China’s NEV Market Hits Milestone: Over 50% Penetration in March Sales
China’s electric vehicle market has crossed a critical threshold. According to data released by the China Passenger Car Association (CPCA), new energy vehicles (NEVs) accounted for 51.1% of the country’s passenger car retail sales in March 2025 — marking the first time NEV penetration has exceeded the halfway mark on a monthly basis.
This figure includes both battery electric vehicles (BEVs) and plug-in hybrid electric vehicles (PHEVs).

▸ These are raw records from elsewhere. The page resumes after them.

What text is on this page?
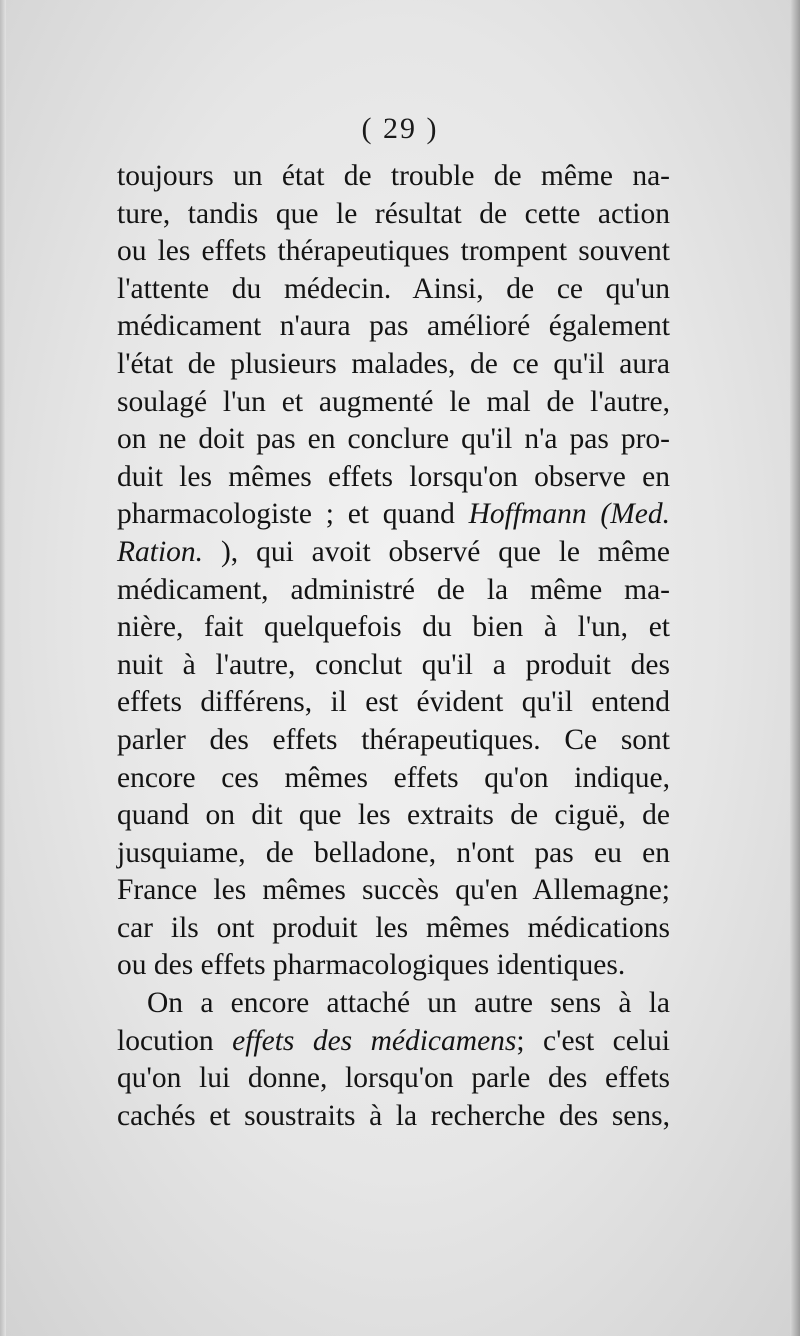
( 29 )
toujours un état de trouble de même na-
ture, tandis que le résultat de cette action
ou les effets thérapeutiques trompent souvent
l'attente du médecin. Ainsi, de ce qu'un
médicament n'aura pas amélioré également
l'état de plusieurs malades, de ce qu'il aura
soulagé l'un et augmenté le mal de l'autre,
on ne doit pas en conclure qu'il n'a pas pro-
duit les mêmes effets lorsqu'on observe en
pharmacologiste ; et quand Hoffmann (Med.
Ration. ), qui avoit observé que le même
médicament, administré de la même ma-
nière, fait quelquefois du bien à l'un, et
nuit à l'autre, conclut qu'il a produit des
effets différens, il est évident qu'il entend
parler des effets thérapeutiques. Ce sont
encore ces mêmes effets qu'on indique,
quand on dit que les extraits de ciguë, de
jusquiame, de belladone, n'ont pas eu en
France les mêmes succès qu'en Allemagne;
car ils ont produit les mêmes médications
ou des effets pharmacologiques identiques.
On a encore attaché un autre sens à la
locution effets des médicamens; c'est celui
qu'on lui donne, lorsqu'on parle des effets
cachés et soustraits à la recherche des sens,
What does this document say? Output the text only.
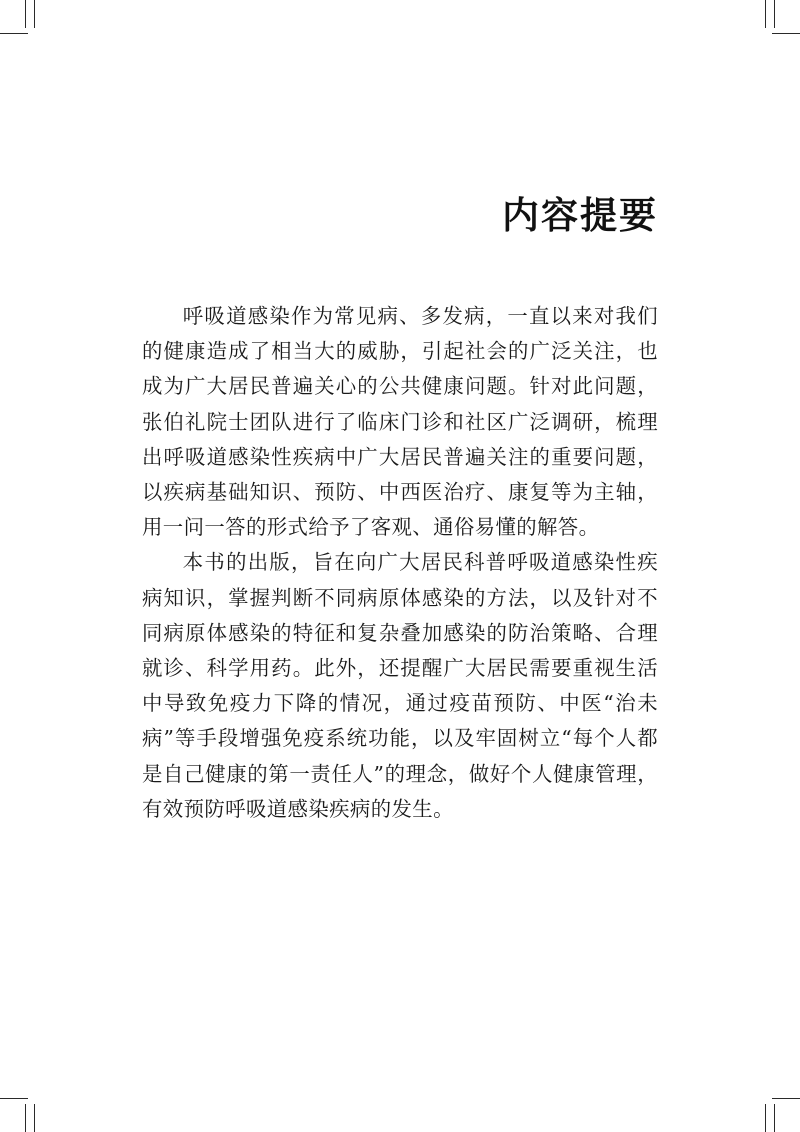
内容提要

呼吸道感染作为常见病、多发病，一直以来对我们的健康造成了相当大的威胁，引起社会的广泛关注，也成为广大居民普遍关心的公共健康问题。针对此问题，张伯礼院士团队进行了临床门诊和社区广泛调研，梳理出呼吸道感染性疾病中广大居民普遍关注的重要问题，以疾病基础知识、预防、中西医治疗、康复等为主轴，用一问一答的形式给予了客观、通俗易懂的解答。

本书的出版，旨在向广大居民科普呼吸道感染性疾病知识，掌握判断不同病原体感染的方法，以及针对不同病原体感染的特征和复杂叠加感染的防治策略、合理就诊、科学用药。此外，还提醒广大居民需要重视生活中导致免疫力下降的情况，通过疫苗预防、中医“治未病”等手段增强免疫系统功能，以及牢固树立“每个人都是自己健康的第一责任人”的理念，做好个人健康管理，有效预防呼吸道感染疾病的发生。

Compared to the same period last year, the NEV share rose by 8.7 percentage points, demonstrating continued strong momentum in China’s green mobility transition.

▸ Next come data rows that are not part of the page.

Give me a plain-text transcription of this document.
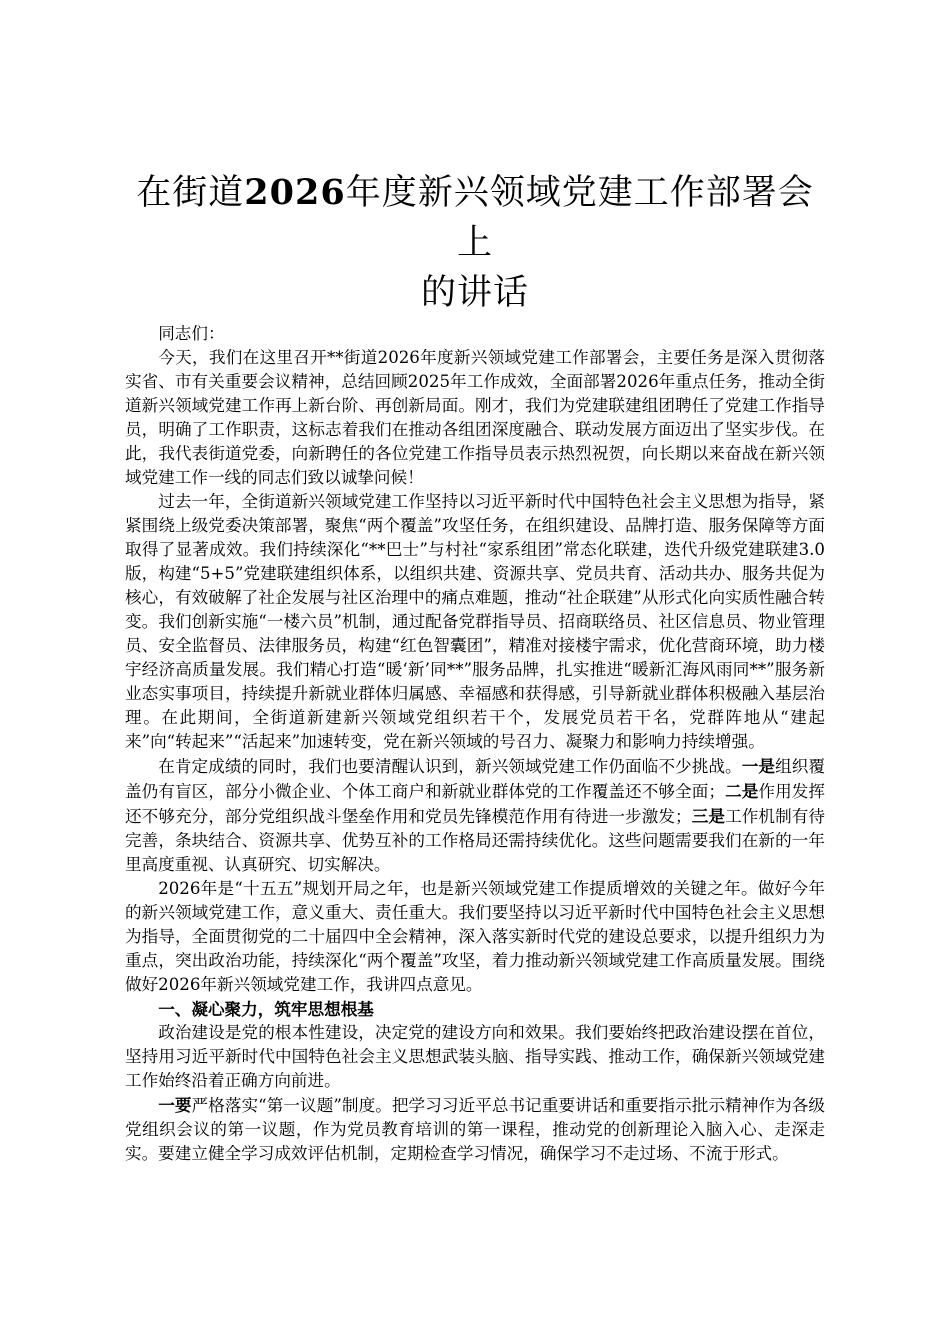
在街道2026年度新兴领域党建工作部署会上
的讲话

同志们：

今天，我们在这里召开**街道2026年度新兴领域党建工作部署会，主要任务是深入贯彻落实省、市有关重要会议精神，总结回顾2025年工作成效，全面部署2026年重点任务，推动全街道新兴领域党建工作再上新台阶、再创新局面。刚才，我们为党建联建组团聘任了党建工作指导员，明确了工作职责，这标志着我们在推动各组团深度融合、联动发展方面迈出了坚实步伐。在此，我代表街道党委，向新聘任的各位党建工作指导员表示热烈祝贺，向长期以来奋战在新兴领域党建工作一线的同志们致以诚挚问候！

过去一年，全街道新兴领域党建工作坚持以习近平新时代中国特色社会主义思想为指导，紧紧围绕上级党委决策部署，聚焦“两个覆盖”攻坚任务，在组织建设、品牌打造、服务保障等方面取得了显著成效。我们持续深化“**巴士”与村社“家系组团”常态化联建，迭代升级党建联建3.0版，构建“5+5”党建联建组织体系，以组织共建、资源共享、党员共育、活动共办、服务共促为核心，有效破解了社企发展与社区治理中的痛点难题，推动“社企联建”从形式化向实质性融合转变。我们创新实施“一楼六员”机制，通过配备党群指导员、招商联络员、社区信息员、物业管理员、安全监督员、法律服务员，构建“红色智囊团”，精准对接楼宇需求，优化营商环境，助力楼宇经济高质量发展。我们精心打造“暖‘新’同**”服务品牌，扎实推进“暖新汇海风雨同**”服务新业态实事项目，持续提升新就业群体归属感、幸福感和获得感，引导新就业群体积极融入基层治理。在此期间，全街道新建新兴领域党组织若干个，发展党员若干名，党群阵地从“建起来”向“转起来”“活起来”加速转变，党在新兴领域的号召力、凝聚力和影响力持续增强。

在肯定成绩的同时，我们也要清醒认识到，新兴领域党建工作仍面临不少挑战。一是组织覆盖仍有盲区，部分小微企业、个体工商户和新就业群体党的工作覆盖还不够全面；二是作用发挥还不够充分，部分党组织战斗堡垒作用和党员先锋模范作用有待进一步激发；三是工作机制有待完善，条块结合、资源共享、优势互补的工作格局还需持续优化。这些问题需要我们在新的一年里高度重视、认真研究、切实解决。

2026年是“十五五”规划开局之年，也是新兴领域党建工作提质增效的关键之年。做好今年的新兴领域党建工作，意义重大、责任重大。我们要坚持以习近平新时代中国特色社会主义思想为指导，全面贯彻党的二十届四中全会精神，深入落实新时代党的建设总要求，以提升组织力为重点，突出政治功能，持续深化“两个覆盖”攻坚，着力推动新兴领域党建工作高质量发展。围绕做好2026年新兴领域党建工作，我讲四点意见。

一、凝心聚力，筑牢思想根基

政治建设是党的根本性建设，决定党的建设方向和效果。我们要始终把政治建设摆在首位，坚持用习近平新时代中国特色社会主义思想武装头脑、指导实践、推动工作，确保新兴领域党建工作始终沿着正确方向前进。

一要严格落实“第一议题”制度。把学习习近平总书记重要讲话和重要指示批示精神作为各级党组织会议的第一议题，作为党员教育培训的第一课程，推动党的创新理论入脑入心、走深走实。要建立健全学习成效评估机制，定期检查学习情况，确保学习不走过场、不流于形式。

Domestic automakers led the charge: NEV penetration among Chinese brands reached an impressive 72%, while joint venture brands (primarily foreign automakers like VW, Toyota, and GM) lagged far behind at only 6%. This divergence underscores how homegrown EV players like BYD, NIO, Li Auto, and Xpeng are dominating the domestic shift toward electrification — thanks in part to stronger product-market fit, faster innovation cycles, and aggressive pricing strategies.
March also saw a boost in overall passenger vehicle demand due to government subsidies, spring sales promotions, and the debut of several high-profile EV models such as Xiaomi SU7, BYD Qin L, and Zeekr 007. The CPCA noted that the strong NEV performance is not only a sign of rising consumer confidence but also a reflection of the long-term effectiveness of China’s EV incentives and industrial policy.
As China moves toward its goal of carbon neutrality by 2060, analysts expect NEV penetration to remain above 50% in most months throughout 2025, and approach 70% by the end of the decade — especially as battery costs fall and autonomous driving technologies mature.